If you wanna go way back—and by wayback I mean the womb—the OG sex characteristics are genes & chromosomes, and yes these actually are two different characteristics.
Regardless you find two proto-reproductive organs in an embryo, the Wolffian Ducts & the Mullerian Ducts which exist by about the third month of gestation. At this period, there is only one proto-genital organization. Around the 3rd-4th month of gestation, based on a combination of genetics, chromosomes, and hormones, sexual dimorphism begins. One of the ducts will grow and develop, and the other will atrophy. The uni-proto-genitals will also begin to dimorphize into the many organizations we know & love.
In the middle of this spectral binary, you begin to find incongruent organizations that mix female & male sex characteristics together in ways hitherto unknown. We call these organizations intersex.
While there are only two kinds of gametes, we find multiple forms of chromosomal organization, multiple genetic variants, multiple ways genitalia are constructed, and so on.
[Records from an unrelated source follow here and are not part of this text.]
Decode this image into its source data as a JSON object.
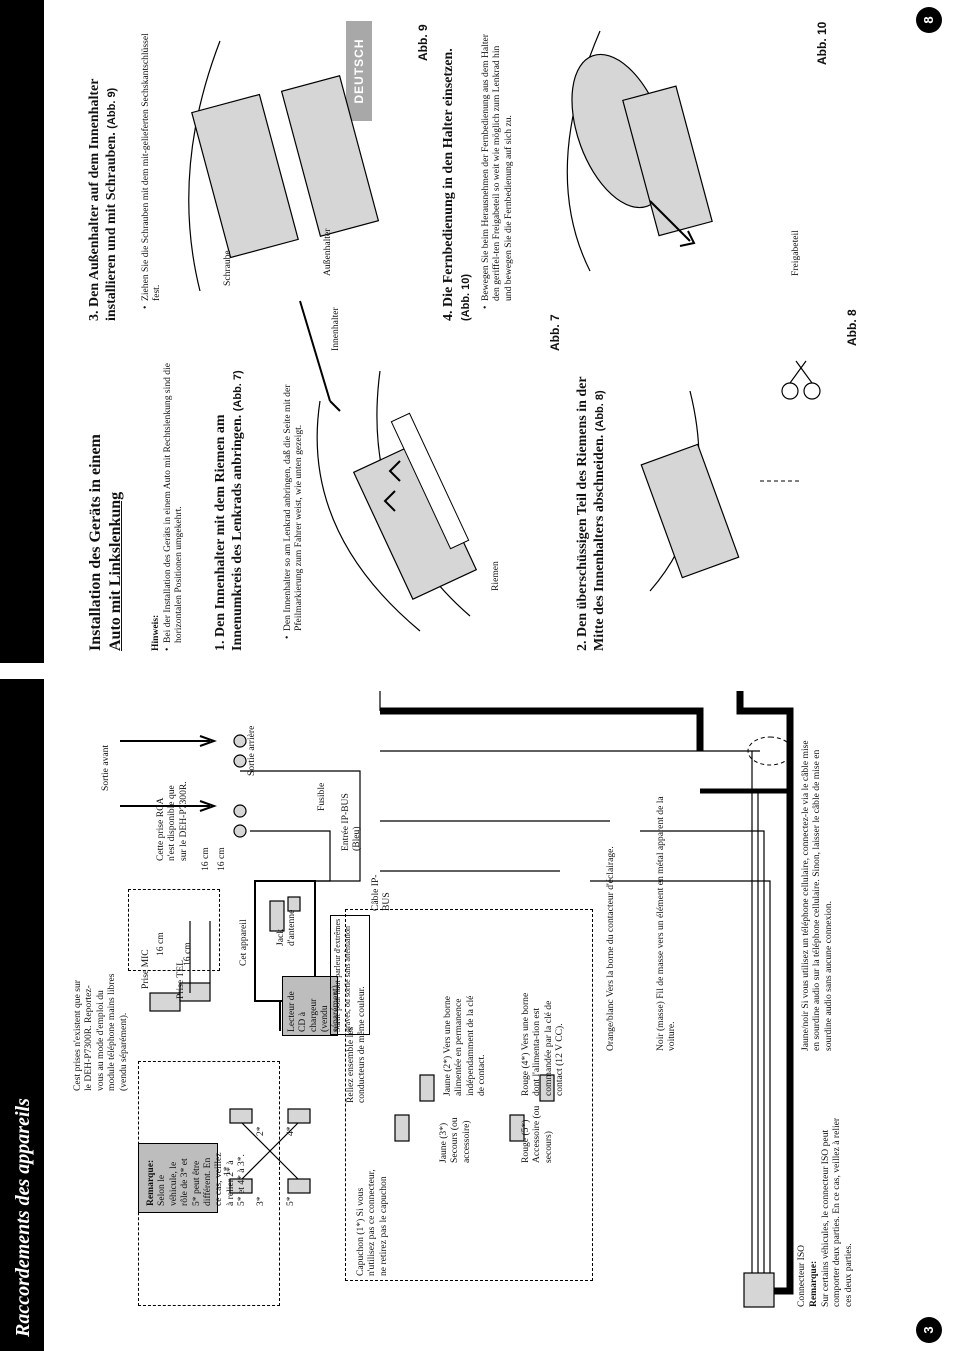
{
  "french": {
    "page_number": "3",
    "title": "Raccordements des appareils",
    "intro": "Cest prises n'existent que sur le DEH-P7300R. Reportez-vous au mode d'emploi du module téléphone mains libres (vendu séparément).",
    "remarque_top_title": "Remarque:",
    "remarque_top_text": "Selon le véhicule, le rôle de 3* et 5* peut être différent. En ce cas, veillez à relier 2* à 5* et 4* à 3*.",
    "iso_labels": [
      "1*",
      "2*",
      "3*",
      "4*",
      "5*"
    ],
    "reliez_text": "Reliez ensemble les conducteurs de même couleur.",
    "capuchon_text": "Capuchon (1*) Si vous n'utilisez pas ce connecteur, ne retirez pas le capuchon",
    "jaune3_text": "Jaune (3*) Secours (ou accessoire)",
    "jaune2_text": "Jaune (2*) Vers une borne alimentée en permanence indépendamment de la clé de contact.",
    "rouge5_text": "Rouge (5*) Accessoire (ou secours)",
    "rouge4_text": "Rouge (4*) Vers une borne dont l'alimenta-tion est commandée par la clé de contact (12 V CC).",
    "orange_text": "Orange/blanc Vers la borne du contacteur d'éclairage.",
    "noir_text": "Noir (masse) Fil de masse vers un élément en métal apparent de la voiture.",
    "jaune_noir_text": "Jaune/noir Si vous utilisez un téléphone cellulaire, connectez-le via le câble mise en sourdine audio sur la téléphone cellulaire. Sinon, laisser le câble de mise en sourdine audio sans aucune connexion.",
    "iso_label": "Connecteur ISO",
    "remarque_bottom_title": "Remarque:",
    "remarque_bottom_text": "Sur certains véhicules, le connecteur ISO peut comporter deux parties. En ce cas, veillez à relier ces deux parties.",
    "prise_mic": "Prise MIC",
    "prise_tel": "Prise TEL",
    "cm16": "16 cm",
    "cet_appareil": "Cet appareil",
    "jack_antenne": "Jack d'antenne",
    "lecteur_cd": "Lecteur de CD à chargeur (vendu séparément)",
    "sortie_hp": "Sortie pour haut-parleur d'extrêmes graves, ou sortie sans atténuation",
    "cable_ipbus": "Câble IP-BUS",
    "entree_ipbus": "Entrée IP-BUS (Bleu)",
    "fusible": "Fusible",
    "sortie_avant": "Sortie avant",
    "sortie_arriere": "Sortie arrière",
    "rca_note": "Cette prise RCA n'est disponible que sur le DEH-P7300R."
  },
  "german": {
    "page_number": "8",
    "language_tab": "DEUTSCH",
    "title_line1": "Installation des Geräts in einem",
    "title_line2": "Auto mit Linkslenkung",
    "hinweis_title": "Hinweis:",
    "hinweis_text": "Bei der Installation des Geräts in einem Auto mit Rechtslenkung sind die horizontalen Positionen umgekehrt.",
    "step1_heading": "1. Den Innenhalter mit dem Riemen am Innenumkreis des Lenkrads anbringen.",
    "step1_ref": "(Abb. 7)",
    "step1_text": "Den Innenhalter so am Lenkrad anbringen, daß die Seite mit der Pfeilmarkierung zum Fahrer weist, wie unten gezeigt.",
    "innenhalter_label": "Innenhalter",
    "riemen_label": "Riemen",
    "abb7": "Abb. 7",
    "step2_heading": "2. Den überschüssigen Teil des Riemens in der Mitte des Innenhalters abschneiden.",
    "step2_ref": "(Abb. 8)",
    "abb8": "Abb. 8",
    "step3_heading": "3. Den Außenhalter auf dem Innenhalter installieren und mit Schrauben.",
    "step3_ref": "(Abb. 9)",
    "step3_text": "Ziehen Sie die Schrauben mit dem mit-gelieferten Sechskantschlüssel fest.",
    "schraube_label": "Schraube",
    "aussenhalter_label": "Außenhalter",
    "abb9": "Abb. 9",
    "step4_heading": "4. Die Fernbedienung in den Halter einsetzen.",
    "step4_ref": "(Abb. 10)",
    "step4_text": "Bewegen Sie beim Herausnehmen der Fernbedienung aus dem Halter den geriffel-ten Freigabeteil so weit wie möglich zum Lenkrad hin und bewegen Sie die Fernbedienung auf sich zu.",
    "freigabeteil_label": "Freigabeteil",
    "abb10": "Abb. 10"
  }
}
Intersex organizations often can be categorized as more female than male or vice-versa because of the propensity of one set of traits over the other. What is key to the category of intersex is the inclusion of sex characteristics we typically do not find in male or female organizations. For instance, a person with primarily female sex characteristics having an XY karyotype, or a person with primarily male sex characteristics having an XX karyotype.
It is a misnomer to simply say intersex organizations are disordered, because if we’re talking about for the purpose of biological reproduction, many intersex organizations are fertile to a greater or lesser degree. So, in order to make sense of biological sex, we to have add to our spectral binary between male & female, another spectral binary of fertile & infertile. With this new map the different organizations are looking far more complicated than a strict male-female binary.
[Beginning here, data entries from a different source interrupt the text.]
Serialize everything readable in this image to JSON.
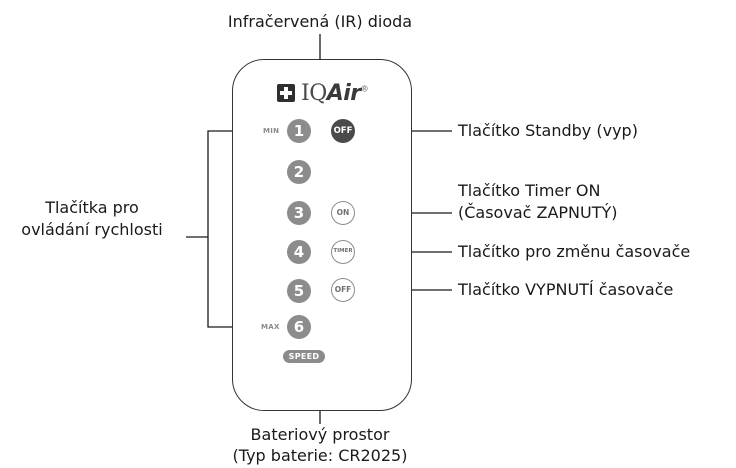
{
  "labels": {
    "ir_diode": "Infračervená (IR) dioda",
    "speed_controls_line1": "Tlačítka pro",
    "speed_controls_line2": "ovládání rychlosti",
    "standby": "Tlačítko Standby (vyp)",
    "timer_on_line1": "Tlačítko Timer ON",
    "timer_on_line2": "(Časovač ZAPNUTÝ)",
    "timer_change": "Tlačítko pro změnu časovače",
    "timer_off": "Tlačítko VYPNUTÍ časovače",
    "battery_line1": "Bateriový prostor",
    "battery_line2": "(Typ baterie: CR2025)"
  },
  "remote": {
    "brand": "IQAir",
    "brand_part1": "IQ",
    "brand_part2": "Air",
    "registered": "®",
    "min_label": "MIN",
    "max_label": "MAX",
    "speed_label": "SPEED",
    "speed_buttons": [
      "1",
      "2",
      "3",
      "4",
      "5",
      "6"
    ],
    "off_button": "OFF",
    "timer_on_button": "ON",
    "timer_button": "TIMER",
    "timer_off_button": "OFF"
  },
  "colors": {
    "button_gray": "#8c8c8c",
    "button_dark": "#4a4a4a",
    "line": "#1a1a1a"
  }
}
As was mentioned, sex characteristics can be changed through human interventions. Not all sex characteristics can be changed via artificial means, but many can.
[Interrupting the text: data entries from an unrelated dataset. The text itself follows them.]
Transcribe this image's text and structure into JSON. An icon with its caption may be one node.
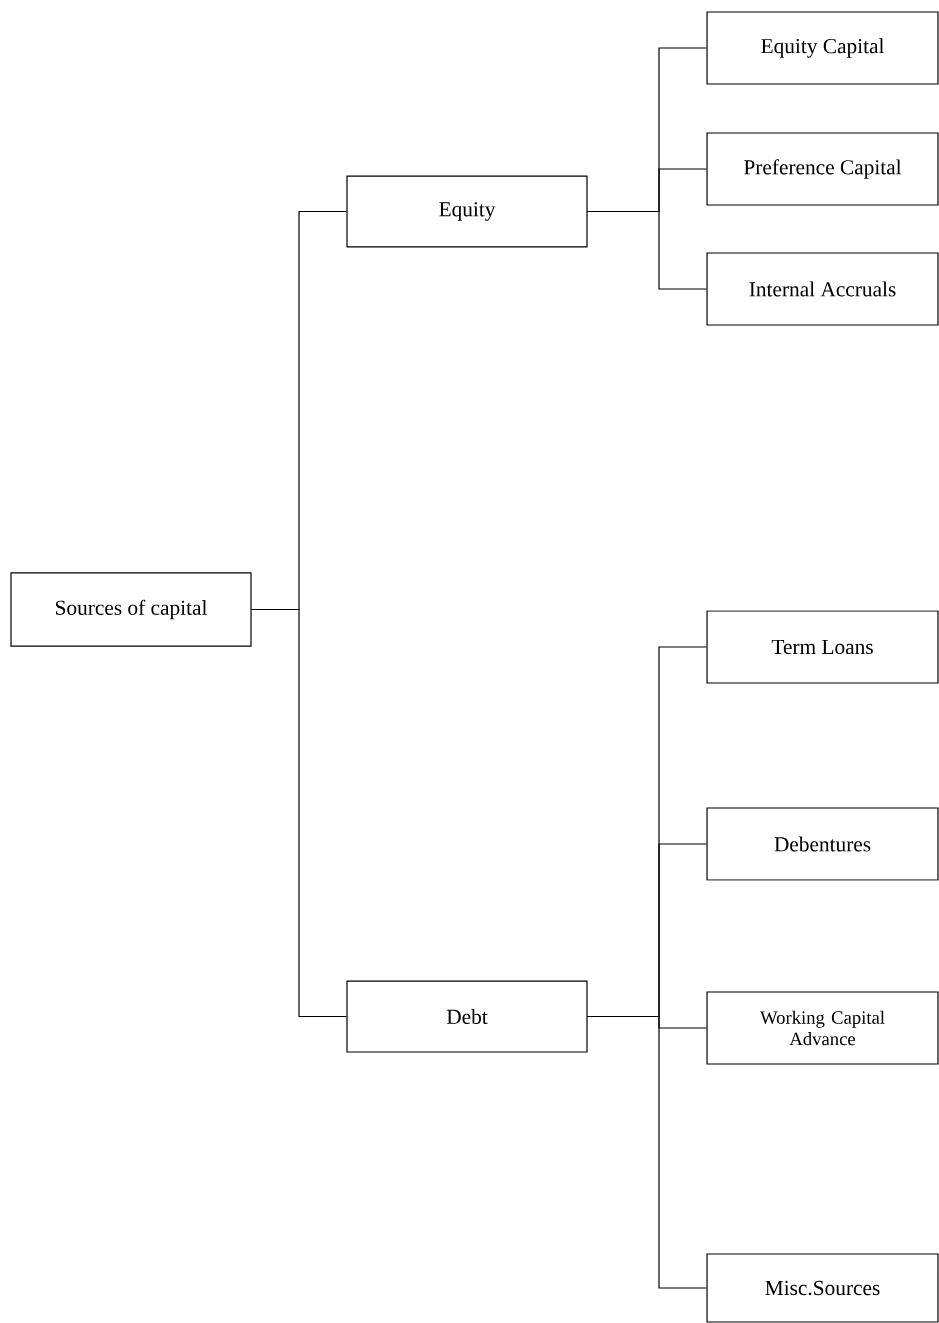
{
  "diagram": {
    "nodes": [
      {
        "text": [
          "Sources of capital"
        ]
      },
      {
        "text": [
          "Equity"
        ]
      },
      {
        "text": [
          "Debt"
        ]
      },
      {
        "text": [
          "Equity Capital"
        ]
      },
      {
        "text": [
          "Preference Capital"
        ]
      },
      {
        "text": [
          "Internal Accruals"
        ]
      },
      {
        "text": [
          "Term Loans"
        ]
      },
      {
        "text": [
          "Debentures"
        ]
      },
      {
        "text": [
          "Working Capital Advance"
        ]
      },
      {
        "text": [
          "Misc.Sources"
        ]
      }
    ],
    "edges": [
      {
        "from": 0,
        "to": 1,
        "arrow": "none"
      },
      {
        "from": 0,
        "to": 2,
        "arrow": "none"
      },
      {
        "from": 1,
        "to": 3,
        "arrow": "none"
      },
      {
        "from": 1,
        "to": 4,
        "arrow": "none"
      },
      {
        "from": 1,
        "to": 5,
        "arrow": "none"
      },
      {
        "from": 2,
        "to": 6,
        "arrow": "none"
      },
      {
        "from": 2,
        "to": 7,
        "arrow": "none"
      },
      {
        "from": 2,
        "to": 8,
        "arrow": "none"
      },
      {
        "from": 2,
        "to": 9,
        "arrow": "none"
      }
    ]
  }
}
A person’s gonads, gametes, germ cells, various reproductive organs can be removed. A person’s genitals can be changed to a morphology more similar to another sex. The levels of the various sex hormones one has can also be altered which dramatically changes one’s various sex characteristics.
A person who changes their sex characteristics away from their birth sex is called a transsexual, though one does not have to change all of their alterable sex characteristics in order to be transsexual. Medically transitioning typically renders a person infertile. A transsexual person’s sex characteristics are organized so that one’s secondary sex characteristics are at the top of the organizational hierarchy. So, there are multiple ways one can organize their sex characteristics for different purposes entirely unrelated to biological reproduction.
Another purpose of biological sex is sexual desire, and this also shows us unique ways of organizing physical traits and functions independent of reproduction. While sexual desire can exist as a powerful incentive to reproduce the species, many times reproduction is irrelevant to the production of desire.
Erogenous zones are areas of the human body that have heightened sensitivity, the stimulation of which may generate a sexual response, such as relaxation, sexual fantasies, sexual arousal and orgasm. Beyond genitalia, nearly every part of a person’s external body can be an erogenous zone, which includes but is not limited too: lips, mouth, neck, ears, armpits, thighs, feet, anus, buttocks.
None of these body parts have anything to do with biological reproduction proper but are nevertheless ways in which sex characteristics can be organized to fulfill the purpose of sexual desire. And, each individual person will have their own unique ways of organizing these bodily characteristics in order to achieve maximum pleasure.
In conclusion, while there are only two gametes and reproductive sex characteristics normatively fall within the two categories of male & female, there are innumerable ways in which these characteristics can be organized for a wide range of purposes.